Strand 1: Monitoring
You arrived here because you agreed or fully agreed with this statement:
When my students are working on a task I usually keep out of the way as far as I can
People are often told to monitor but rarely told how and when.
As we develop as teachers, we start to worry about this.
Two sorts of monitoring |
Check monitoring and support monitoring are different. If you can come up with a definition, do that now and then click on the headings to show the answer.
- Check monitoring
- Once a task has been explained, an instruction given and the learners are starting on it, you need to be alert that they have understood your instruction, are doing what you wanted and getting on with it. This means going around the room to make sure and pausing where there's a problem so you can repair the instruction if necessary. That's check monitoring. If it isn't done effectively, people may be wasting their time and ruining the next stage of the lesson.
- Support monitoring
- Once a task is up and running, there may be a need for support monitoring. If the learners can complete the task with no input from you, it may be too easy or you may simply be setting the task as a bit of revision. What we are talking about here is the Zone of Proximal Development.
In the zone: the ZPD |
Lev Vygotsky (1962) posited something known now as the Zone of Proximal Development
or the ZPD.
Briefly explained, it is the learning zone in which the
learner can achieve the task with a little help or scaffolding by
someone who knows more (you). It lies between tasks which the
learner can already do without help (so won't learn much) and tasks
which the learner cannot even attempt (so won't learn much). If
the task is too easy, the learner will get bored. If it's too hard
the learner will become anxious.
You can visualise it like this:
Part of the business of monitoring is to check that the task is in
the green zone. The other part is to supply just the level of help
and information that the learners need to complete the task but no more
or less.
If you find yourself having to do the task for them or that your help is
never needed, the task is outside the green zone and less useful (or
even useless).
That's the theory.
Whether and how to monitor |
The first step in developing your monitoring skills is to decide what you should be doing. Clearly, at the outset of any task, you should do a bit of check monitoring but what next?
Decide what kind of task it is:
- Are you interested in the product?
Do the learners need to get the task right before you can go on?
Yes to both questions:- Is the task in the learners' ZPD?
- Yes: monitor carefully, sit with your students and scaffold their efforts by helping and leading. At the end, feedback from and to you should be thorough and searching.
- No? Then ask: Can you move the task to the ZPD by
asking for more or helping more?
- If you can, amend the task and start monitoring closely again
- If you can't, change your plan now, cut the task short and get on. Your planning was flawed.
- Is the task in the learners' ZPD?
- Is this task simply one to raise awareness or get the learners
thinking about the topic?
Does it actually matter to the rest of the lesson what they come up with?

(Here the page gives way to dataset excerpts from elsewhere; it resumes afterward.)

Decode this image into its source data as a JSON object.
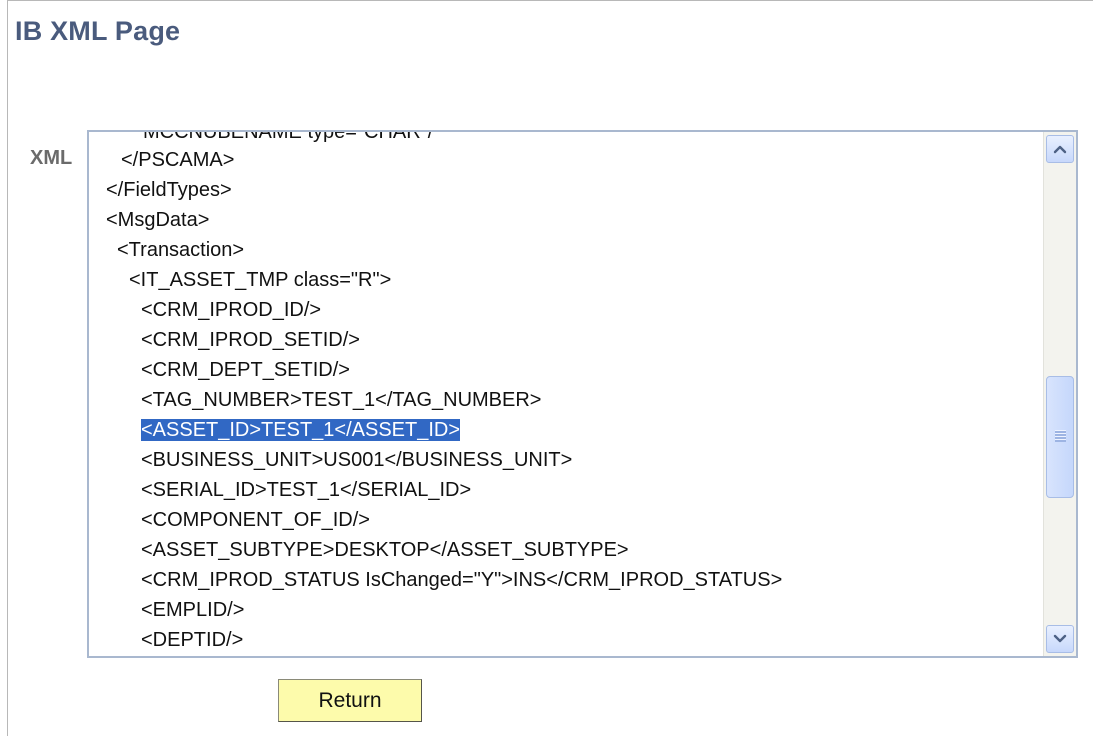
{
  "page": {
    "title": "IB XML Page"
  },
  "xml_field": {
    "label": "XML",
    "clipped_top_line": "MCCNUBENAME type=\"CHAR\"/",
    "lines": [
      "</PSCAMA>",
      "</FieldTypes>",
      "<MsgData>",
      "<Transaction>",
      "<IT_ASSET_TMP class=\"R\">",
      "<CRM_IPROD_ID/>",
      "<CRM_IPROD_SETID/>",
      "<CRM_DEPT_SETID/>",
      "<TAG_NUMBER>TEST_1</TAG_NUMBER>",
      "<ASSET_ID>TEST_1</ASSET_ID>",
      "<BUSINESS_UNIT>US001</BUSINESS_UNIT>",
      "<SERIAL_ID>TEST_1</SERIAL_ID>",
      "<COMPONENT_OF_ID/>",
      "<ASSET_SUBTYPE>DESKTOP</ASSET_SUBTYPE>",
      "<CRM_IPROD_STATUS IsChanged=\"Y\">INS</CRM_IPROD_STATUS>",
      "<EMPLID/>",
      "<DEPTID/>"
    ],
    "selected_line_index": 9,
    "scroll_position_fraction": 0.45
  },
  "actions": {
    "return_label": "Return"
  },
  "colors": {
    "title": "#4a5b7d",
    "selection": "#3168c4",
    "button_bg": "#fdfbab",
    "border": "#a9b8cf"
  },
  "icons": {
    "scroll_up": "chevron-up-icon",
    "scroll_down": "chevron-down-icon",
    "thumb_grip": "grip-icon"
  }
}
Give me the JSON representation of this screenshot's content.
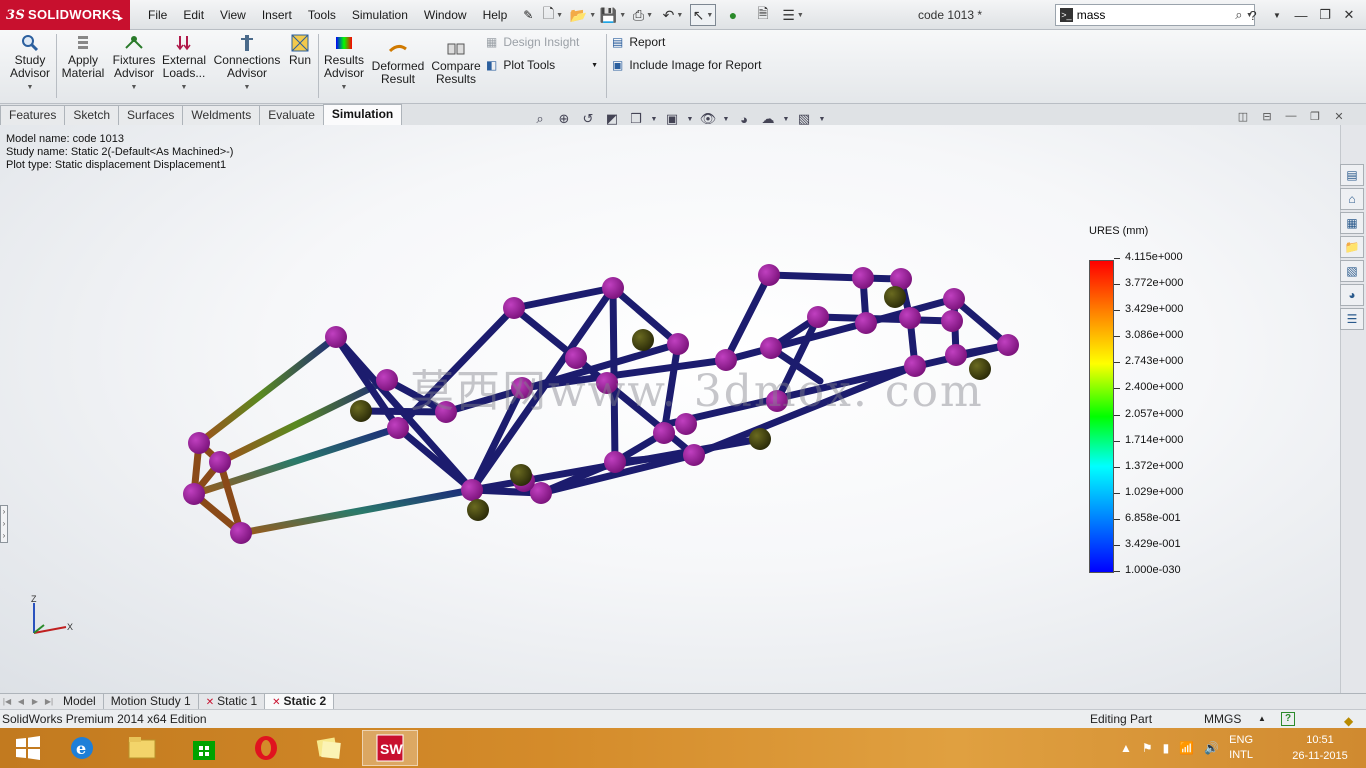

Yes to the first question, no to the second question:- This is a process task:
- You can wander around, pausing briefly to overhear what people are saying but you don't need to sit with the groups
- You need to take some notes so you can focus on what some people came up with. There's no need to get feedback from everyone.
- This is a process task:
Here's a kind of flow chart of this to keep on your desk in the lesson.
Improving your monitoring |
Step 1: Plan what you will be doing
- Look at all the tasks in your lesson and apply the questions. The sort of task will determine the monitoring you do (and, incidentally, how you will handle feedback).
- Make sure that any product task really is in the learners ZPD.
There is a guide on this site to scaffolding, the ZPD and Vygotsky.
Step 2: React accordingly in the lesson
- Always check monitor.
- Do not interfere with process tasks but know what's going on.
- Always sit with learners and stay longer when they are involved with product tasks. Don't flit around.
Gauging progress
There's a guide to gauging progress for any development process in
this section for some general ideas about how to gather data on your
classroom behaviour.
In the case of monitoring, however, you need to keep some kind of diary
or at least notes on the plan concerning how you monitored, what the
consequences were and how the lesson flow was affected (usually
positively, if you get it right).
It's helpful, too, if you think about how you handled feedback.
Was it matched to the task type?
You could explain to the learners what you
are trying to achieve and get their feedback on whether they feel your
monitoring seems more helpful and more relevant but be aware that some
learners expect you always to be there to help, no matter how easy the
task. They need to take more responsibility.
Ways of getting feedback are suggested in the guide to gauging progress.